It feels good to cross over that 10 day mark again. When you first get back to being AF – the first days can sometimes include symptoms that make it tough to keep going. I had to deal with physical symptoms that I had not experienced in some time including night sweats and more frequent headaches. I’m guarded against my progress as I’m physically not feeling my best and for that reason seeing my doctor on Friday. I believe that I’m experiencing symptoms of depression and with this recognition, realizing that despite my best efforts to heal myself … including being AF, exercising, meditating and taking some natural supplements… it just doesn’t seem to be enough.
I suppose my life situation has also affected where I’m at today. With over 6 years of dealing with constant high stress relative to my daughter’s severe mental health issues I’m just feeling burned out. I’m feeling like things will never get better and feeling a loss of hope. My weight loss has stalled because I’ve turned from booze to food for comfort and that’s just not ok anymore.
I have my pre-operative appointment today, then an appointment for my daughter (to help her with the disability program and hopefully accessing some services for herself) and last but not least – an appointment for myself to access some family support to get me through this.
As I myself am a health coach – I recognize that while I provide support and guidance to many through my groups, that I too must practice self-care and get the added support I need to get through this phase. There is no shame in asking for help. If nothing else, I see this as another piece of experience to add to my repertoire to hopefully be able to help others who may be going through similar situations.
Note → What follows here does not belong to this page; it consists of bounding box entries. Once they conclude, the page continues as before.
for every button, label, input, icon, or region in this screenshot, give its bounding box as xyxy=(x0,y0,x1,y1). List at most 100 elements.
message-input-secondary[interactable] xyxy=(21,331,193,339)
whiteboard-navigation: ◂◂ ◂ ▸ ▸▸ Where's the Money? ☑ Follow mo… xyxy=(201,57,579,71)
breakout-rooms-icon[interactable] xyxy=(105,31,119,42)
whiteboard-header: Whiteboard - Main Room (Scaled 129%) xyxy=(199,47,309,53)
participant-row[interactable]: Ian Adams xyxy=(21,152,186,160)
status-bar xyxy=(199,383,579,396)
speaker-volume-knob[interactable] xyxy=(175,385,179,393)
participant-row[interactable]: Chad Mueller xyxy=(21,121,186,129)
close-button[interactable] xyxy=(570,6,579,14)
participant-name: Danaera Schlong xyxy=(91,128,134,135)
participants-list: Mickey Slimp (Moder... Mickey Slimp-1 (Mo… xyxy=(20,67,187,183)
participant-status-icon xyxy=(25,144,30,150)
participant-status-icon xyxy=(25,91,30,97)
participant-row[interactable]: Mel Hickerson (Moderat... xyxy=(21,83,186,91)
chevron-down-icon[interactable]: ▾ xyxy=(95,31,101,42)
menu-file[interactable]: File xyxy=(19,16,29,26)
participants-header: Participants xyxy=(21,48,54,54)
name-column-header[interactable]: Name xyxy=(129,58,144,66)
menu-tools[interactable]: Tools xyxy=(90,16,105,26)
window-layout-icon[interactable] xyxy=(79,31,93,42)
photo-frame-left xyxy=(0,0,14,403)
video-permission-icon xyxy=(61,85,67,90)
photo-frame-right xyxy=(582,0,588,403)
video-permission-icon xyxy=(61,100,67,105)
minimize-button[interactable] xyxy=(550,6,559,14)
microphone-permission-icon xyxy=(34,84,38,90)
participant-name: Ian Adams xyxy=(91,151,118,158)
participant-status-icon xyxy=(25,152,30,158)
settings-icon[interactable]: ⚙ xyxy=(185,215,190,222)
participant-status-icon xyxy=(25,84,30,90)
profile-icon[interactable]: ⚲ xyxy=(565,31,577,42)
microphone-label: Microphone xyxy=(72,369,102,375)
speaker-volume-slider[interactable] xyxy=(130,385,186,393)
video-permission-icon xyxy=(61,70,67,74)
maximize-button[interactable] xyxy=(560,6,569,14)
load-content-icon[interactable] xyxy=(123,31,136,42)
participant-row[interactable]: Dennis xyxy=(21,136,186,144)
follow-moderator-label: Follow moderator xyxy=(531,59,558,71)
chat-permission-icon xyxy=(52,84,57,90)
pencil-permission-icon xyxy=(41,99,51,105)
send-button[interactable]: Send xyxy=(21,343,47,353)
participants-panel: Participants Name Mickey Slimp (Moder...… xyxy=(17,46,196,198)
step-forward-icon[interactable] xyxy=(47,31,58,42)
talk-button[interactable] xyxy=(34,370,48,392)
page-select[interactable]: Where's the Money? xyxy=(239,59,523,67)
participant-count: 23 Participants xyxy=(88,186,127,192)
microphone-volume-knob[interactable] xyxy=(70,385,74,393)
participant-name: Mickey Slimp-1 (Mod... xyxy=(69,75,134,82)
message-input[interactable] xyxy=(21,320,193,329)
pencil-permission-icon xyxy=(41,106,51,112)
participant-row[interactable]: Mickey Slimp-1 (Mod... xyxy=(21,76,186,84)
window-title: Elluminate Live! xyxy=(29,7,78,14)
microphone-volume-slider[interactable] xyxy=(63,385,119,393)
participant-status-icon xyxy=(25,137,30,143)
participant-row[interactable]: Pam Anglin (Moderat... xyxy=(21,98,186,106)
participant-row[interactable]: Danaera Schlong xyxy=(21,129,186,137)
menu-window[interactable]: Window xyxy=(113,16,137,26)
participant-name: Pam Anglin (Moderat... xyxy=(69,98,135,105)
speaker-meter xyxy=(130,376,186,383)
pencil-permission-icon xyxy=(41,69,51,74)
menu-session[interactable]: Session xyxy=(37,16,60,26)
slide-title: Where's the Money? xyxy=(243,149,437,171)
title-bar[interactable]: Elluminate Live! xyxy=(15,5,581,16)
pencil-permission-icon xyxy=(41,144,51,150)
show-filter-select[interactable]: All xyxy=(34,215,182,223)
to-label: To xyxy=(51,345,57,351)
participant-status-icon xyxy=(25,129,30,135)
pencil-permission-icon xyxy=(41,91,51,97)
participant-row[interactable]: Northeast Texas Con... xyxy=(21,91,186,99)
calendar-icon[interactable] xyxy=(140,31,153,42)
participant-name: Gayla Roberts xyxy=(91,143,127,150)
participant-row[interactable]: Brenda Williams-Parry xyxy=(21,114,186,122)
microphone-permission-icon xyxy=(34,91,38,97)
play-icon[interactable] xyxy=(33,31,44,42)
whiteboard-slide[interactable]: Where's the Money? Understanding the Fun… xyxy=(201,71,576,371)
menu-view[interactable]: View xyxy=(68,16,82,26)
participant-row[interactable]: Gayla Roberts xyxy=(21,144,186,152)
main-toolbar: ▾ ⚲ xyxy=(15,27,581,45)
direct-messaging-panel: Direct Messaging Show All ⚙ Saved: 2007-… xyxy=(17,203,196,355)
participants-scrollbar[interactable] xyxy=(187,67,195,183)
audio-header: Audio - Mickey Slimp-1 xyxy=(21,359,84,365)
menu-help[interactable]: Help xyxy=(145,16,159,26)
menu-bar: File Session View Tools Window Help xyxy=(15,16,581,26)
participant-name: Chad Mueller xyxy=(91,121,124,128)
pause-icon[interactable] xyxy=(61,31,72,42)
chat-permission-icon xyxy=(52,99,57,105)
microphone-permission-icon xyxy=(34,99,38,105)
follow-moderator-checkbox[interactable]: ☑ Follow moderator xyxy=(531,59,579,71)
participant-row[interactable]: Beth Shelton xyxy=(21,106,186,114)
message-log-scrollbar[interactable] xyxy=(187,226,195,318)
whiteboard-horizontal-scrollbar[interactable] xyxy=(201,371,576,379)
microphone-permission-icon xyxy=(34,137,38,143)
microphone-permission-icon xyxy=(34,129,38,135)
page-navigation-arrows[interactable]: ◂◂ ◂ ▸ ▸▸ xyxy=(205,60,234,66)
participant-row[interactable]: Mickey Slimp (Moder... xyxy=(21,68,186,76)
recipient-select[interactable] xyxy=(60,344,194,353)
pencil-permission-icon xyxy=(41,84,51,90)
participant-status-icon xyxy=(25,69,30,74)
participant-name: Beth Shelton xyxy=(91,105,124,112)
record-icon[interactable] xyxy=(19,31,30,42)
I believe in my strength – but I also acknowledge I’m human. The priority to stay sober through this is KEY (despite my wanting to sometimes turn to it to ‘cope’ or numb my way through). I know that this is not the answer. Rather – the support groups, the counseling, checking with my doctor to make sure there’s no physical reason for how I’m feeling is what I’m working on this week.
Having crossed the 10 day mark – I’m now focused on reaching Day 21… which will happen post- surgery. I’m looking forward to what I hope will be 6 weeks of time off work to recover on many levels – healing my body, mind and spirit.